Nearly two dozen will be on display at the Craft & Folk Art Museum starting May 28

May 26, 2017 Art

A half century ago, L.A.-based artist and Black Arts Movement icon Betye Saar created assemblages that challenged racist and sexist African American stereotypes. To paraphrase a popular sign from this year’s many women’s marches: It’s hard to believe she still has to protest this stuff.

At 90, Saar has made a career of empowering the denigrated and vulnerable, most notably black women. Her pieces often depict mammy dolls in acts of defiance: Aunt Jemima, in Saar’s representation, is a warrior and revolutionary freed from her status as the face of a pancake mix. (In 1972’s The Liberation of Aunt Jemima, one of Saar’s most acclaimed works, the mammy stands in front of syrup labels, carrying a rifle in one hand and a broom in the other.) Washboards, too, are prevalent in Saar’s art. Since the ’90s and as recently as this year, she has turned the ribbed panels into emblems of struggle, each festooned with Jim Crow-era imagery.

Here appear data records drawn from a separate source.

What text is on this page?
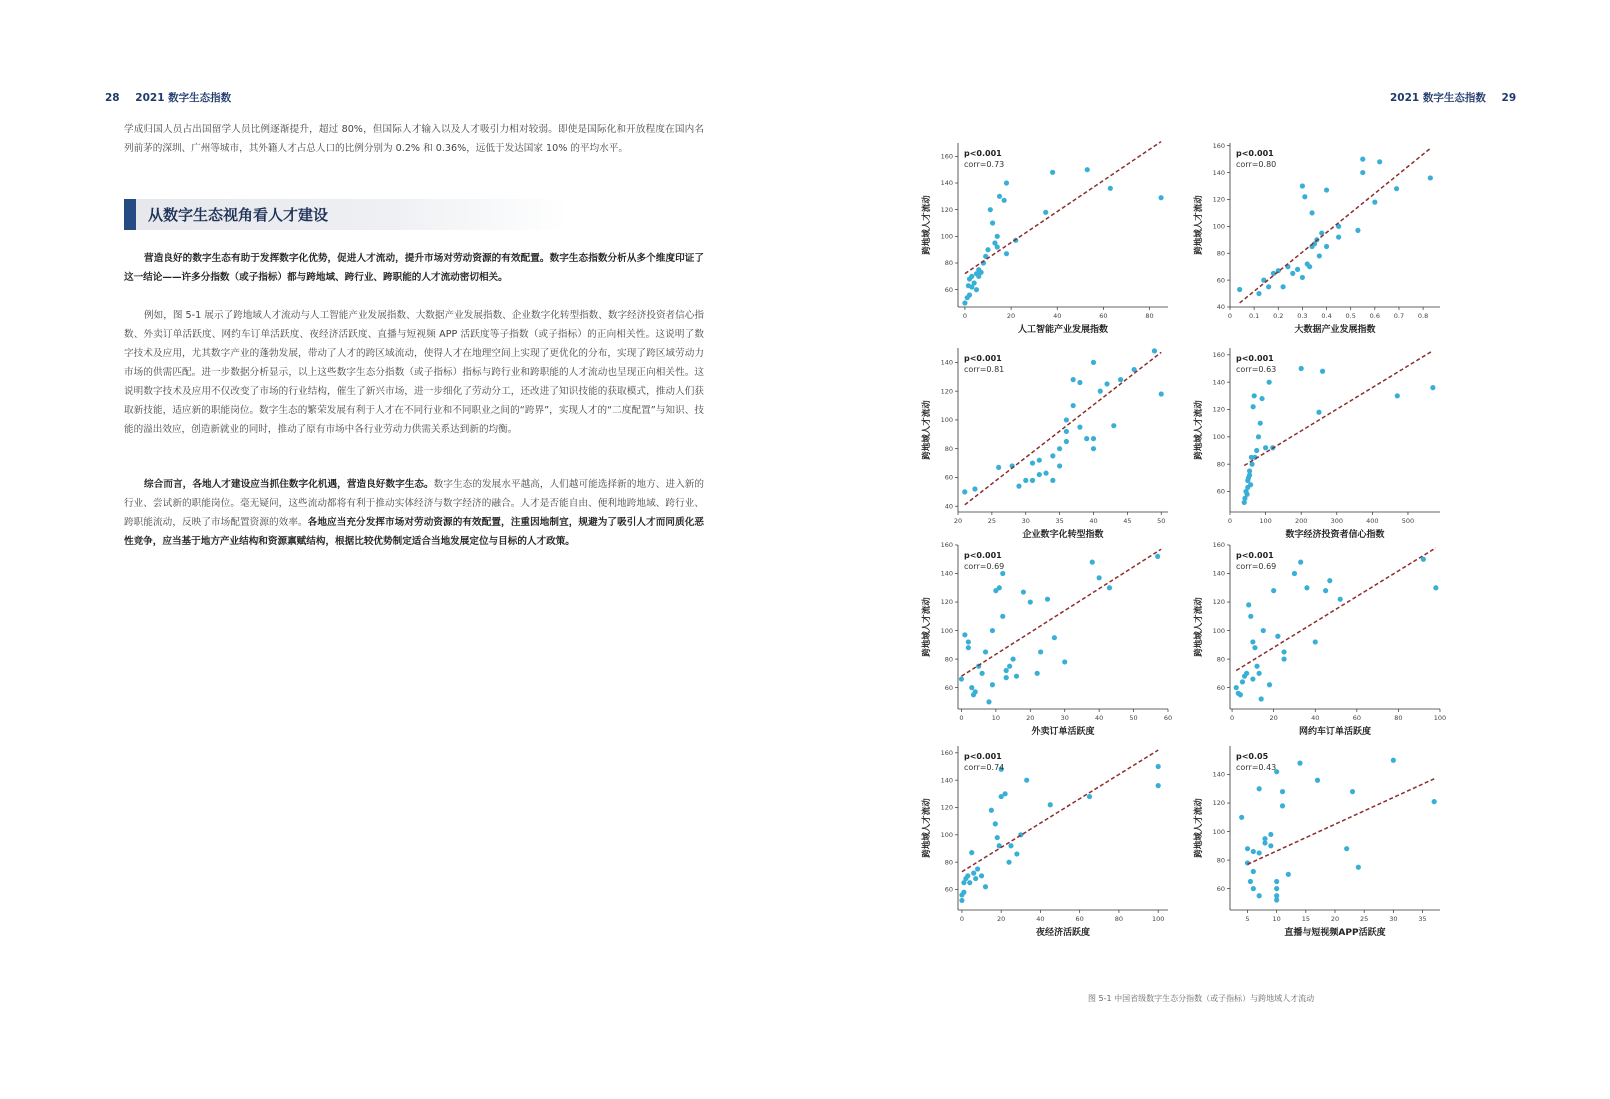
28 2021 数字生态指数	2021 数字生态指数 29
学成归国人员占出国留学人员比例逐渐提升，超过 80%，但国际人才输入以及人才吸引力相对较弱。即使是国际化和开放程度在国内名列前茅的深圳、广州等城市，其外籍人才占总人口的比例分别为 0.2% 和 0.36%，远低于发达国家 10% 的平均水平。
从数字生态视角看人才建设
营造良好的数字生态有助于发挥数字化优势，促进人才流动，提升市场对劳动资源的有效配置。数字生态指数分析从多个维度印证了这一结论——许多分指数（或子指标）都与跨地域、跨行业、跨职能的人才流动密切相关。
例如，图 5-1 展示了跨地域人才流动与人工智能产业发展指数、大数据产业发展指数、企业数字化转型指数、数字经济投资者信心指数、外卖订单活跃度、网约车订单活跃度、夜经济活跃度、直播与短视频 APP 活跃度等子指数（或子指标）的正向相关性。这说明了数字技术及应用，尤其数字产业的蓬勃发展，带动了人才的跨区域流动，使得人才在地理空间上实现了更优化的分布，实现了跨区域劳动力市场的供需匹配。进一步数据分析显示，以上这些数字生态分指数（或子指标）指标与跨行业和跨职能的人才流动也呈现正向相关性。这说明数字技术及应用不仅改变了市场的行业结构，催生了新兴市场，进一步细化了劳动分工，还改进了知识技能的获取模式，推动人们获取新技能，适应新的职能岗位。数字生态的繁荣发展有利于人才在不同行业和不同职业之间的“跨界”，实现人才的“二度配置”与知识、技能的溢出效应，创造新就业的同时，推动了原有市场中各行业劳动力供需关系达到新的均衡。
综合而言，各地人才建设应当抓住数字化机遇，营造良好数字生态。数字生态的发展水平越高，人们越可能选择新的地方、进入新的行业、尝试新的职能岗位。毫无疑问，这些流动都将有利于推动实体经济与数字经济的融合。人才是否能自由、便利地跨地域、跨行业、跨职能流动，反映了市场配置资源的效率。各地应当充分发挥市场对劳动资源的有效配置，注重因地制宜，规避为了吸引人才而同质化恶性竞争，应当基于地方产业结构和资源禀赋结构，根据比较优势制定适合当地发展定位与目标的人才政策。
0	20	40	60	80
60
80
100
120
140
160 p<0.001
corr=0.73
人工智能产业发展指数
跨地域人才流动
0	0.1 0.2 0.3 0.4 0.5 0.6 0.7 0.8
40
60
80
100
120
140
160
p<0.001
corr=0.80
大数据产业发展指数
跨地域人才流动
20	25	30	35	40	45	50
40
60
80
100
120
140 p<0.001
corr=0.81
企业数字化转型指数
跨地域人才流动
0	100	200	300	400	500
60
80
100
120
140
160 p<0.001
corr=0.63
数字经济投资者信心指数
跨地域人才流动
0	10	20	30	40	50	60
60
80
100
120
140
160
p<0.001
corr=0.69
外卖订单活跃度
跨地域人才流动
0	20	40	60	80	100
60
80
100
120
140
160
p<0.001
corr=0.69
网约车订单活跃度
跨地域人才流动
0	20	40	60	80	100
60
80
100
120
140
160 p<0.001
corr=0.74
夜经济活跃度
跨地域人才流动
5	10	15	20	25	30	35
60
80
100
120
140
p<0.05
corr=0.43
直播与短视频APP活跃度
跨地域人才流动
图 5-1 中国省级数字生态分指数（或子指标）与跨地域人才流动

Nearly two dozen of them are on display in Betye Saar: Keep-in’ It Clean, which opens May 28 at the Craft & Folk Art Museum.

Born in Los Angeles in 1926, Saar grew up in Pasadena but spent the summers with her grandmother in Watts. There she watched as Simon Rodia sorted through scrap materials and debris, carefully choosing pieces to construct his Watts Towers. Rodia’s methods, along with those of other assemblage artists like L.A.’s John Outterbridge and Noah Purifoy as well as New York’s Joseph Cornell, influenced the aesthetic that Saar is known for today. Her sculptures are in the collections of many major American museums, from LACMA and MOCA to the Smithsonian and the Metropolitan Museum of Art.

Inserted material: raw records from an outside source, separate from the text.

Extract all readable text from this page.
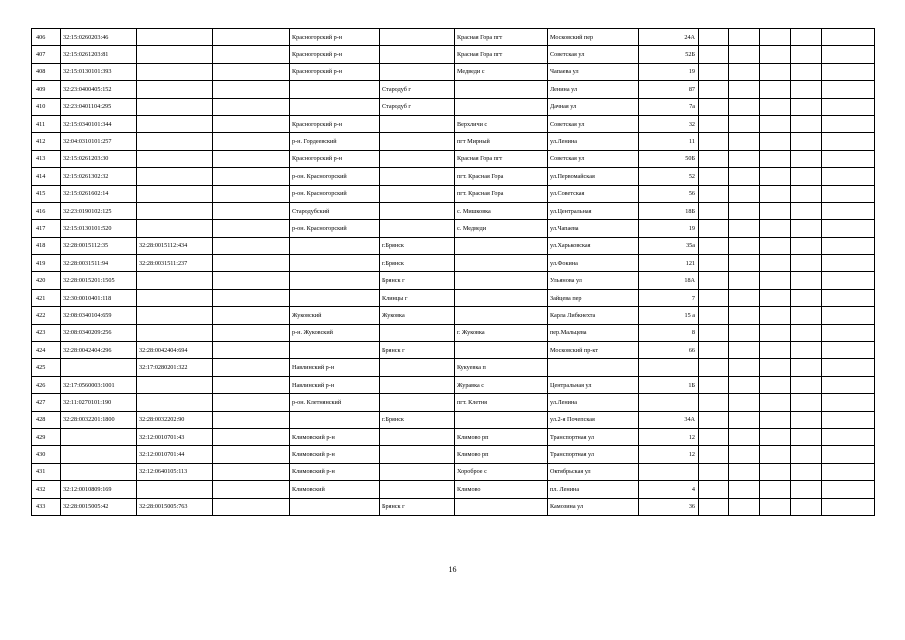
406	32:15:0260203:46			Красногорский р-н		Красная Гора пгт	Московский пер	24А					
407	32:15:0261203:81			Красногорский р-н		Красная Гора пгт	Советская ул	52Б					
408	32:15:0130101:393			Красногорский р-н		Медведи с	Чапаева ул	19					
409	32:23:0400405:152				Стародуб г		Ленина ул	87					
410	32:23:0401104:295				Стародуб г		Дачная ул	7а					
411	32:15:0340101:344			Красногорский р-н		Верхличи с	Советская ул	32					
412	32:04:0310101:257			р-н. Гордеевский		пгт Мирный	ул.Ленина	11					
413	32:15:0261203:30			Красногорский р-н		Красная Гора пгт	Советская ул	50Б					
414	32:15:0261302:32			р-он. Красногорский		пгт. Красная Гора	ул.Первомайская	52					
415	32:15:0261602:14			р-он. Красногорский		пгт. Красная Гора	ул.Советская	56					
416	32:23:0190102:125			Стародубский		с. Мишковка	ул.Центральная	18Б					
417	32:15:0130101:520			р-он. Красногорский		с. Медведи	ул.Чапаева	19					
418	32:28:0015112:35	32:28:0015112:434			г.Брянск		ул.Харьковская	35а					
419	32:28:0031511:94	32:28:0031511:237			г.Брянск		ул.Фокина	121					
420	32:28:0015201:1505				Брянск г		Ульянова ул	18А					
421	32:30:0010401:118				Клинцы г		Зайцева пер	7					
422	32:08:0340104:659			Жуковский	Жуковка		Карла Либкнехта	15 а					
423	32:08:0340209:256			р-н. Жуковский		г. Жуковка	пер.Мальцева	8					
424	32:28:0042404:296	32:28:0042404:694			Брянск г		Московский пр-кт	66					
425		32:17:0280201:322		Навлинский р-н		Кукуевка п							
426	32:17:0560003:1001			Навлинский р-н		Журавка с	Центральная ул	1Б					
427	32:11:0270101:190			р-он. Клетнянский		пгт. Клетня	ул.Ленина						
428	32:28:0032201:1800	32:28:0032202:90			г.Брянск		ул.2-я Почепская	34А					
429		32:12:0010701:43		Климовский р-н		Климово рп	Транспортная ул	12					
430		32:12:0010701:44		Климовский р-н		Климово рп	Транспортная ул	12					
431		32:12:0640105:113		Климовский р-н		Хороброе с	Октябрьская ул						
432	32:12:0010809:169			Климовский		Климово	пл. Ленина	4					
433	32:28:0015005:42	32:28:0015005:763			Брянск г		Камозина ул	36					
16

This month’s CAFAM exhibition is the first West Coast survey of her washboard collages. As curator Holly Jerger explains, the assemblages are as much about poorly paid labor as they are about the determination to support oneself despite the income inequality that exists “historically and today.” Saar mines a collection of found objects and loaded imagery—photographic pieces, say, portraying black women at work or black men playing banjos—piled high in her Laurel Canyon studio and adds them to the vintage metal tools.

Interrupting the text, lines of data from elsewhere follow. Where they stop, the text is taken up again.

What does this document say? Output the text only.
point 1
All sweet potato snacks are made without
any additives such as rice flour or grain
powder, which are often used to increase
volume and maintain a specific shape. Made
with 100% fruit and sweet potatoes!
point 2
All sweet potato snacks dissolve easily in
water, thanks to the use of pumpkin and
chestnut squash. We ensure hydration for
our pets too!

“Betye Saar is a griot,” says Karon Davis, cofounder of the Underground Museum art space in Arlington Heights. (She’s likening Saar to the traveling West African bards who were keepers of collective memory.) “Her assemblages are as rich as gumbo and will always be as sacred as our Southern hymns.” Saar might agree; she’s described her work as a way of “delving into the past and reaching into the future simultaneously.” In the sculptures lining the walls of CAFAM, relics of an unjust system are turned into a kind of incantation, the active and insistent variety that we might call dissent.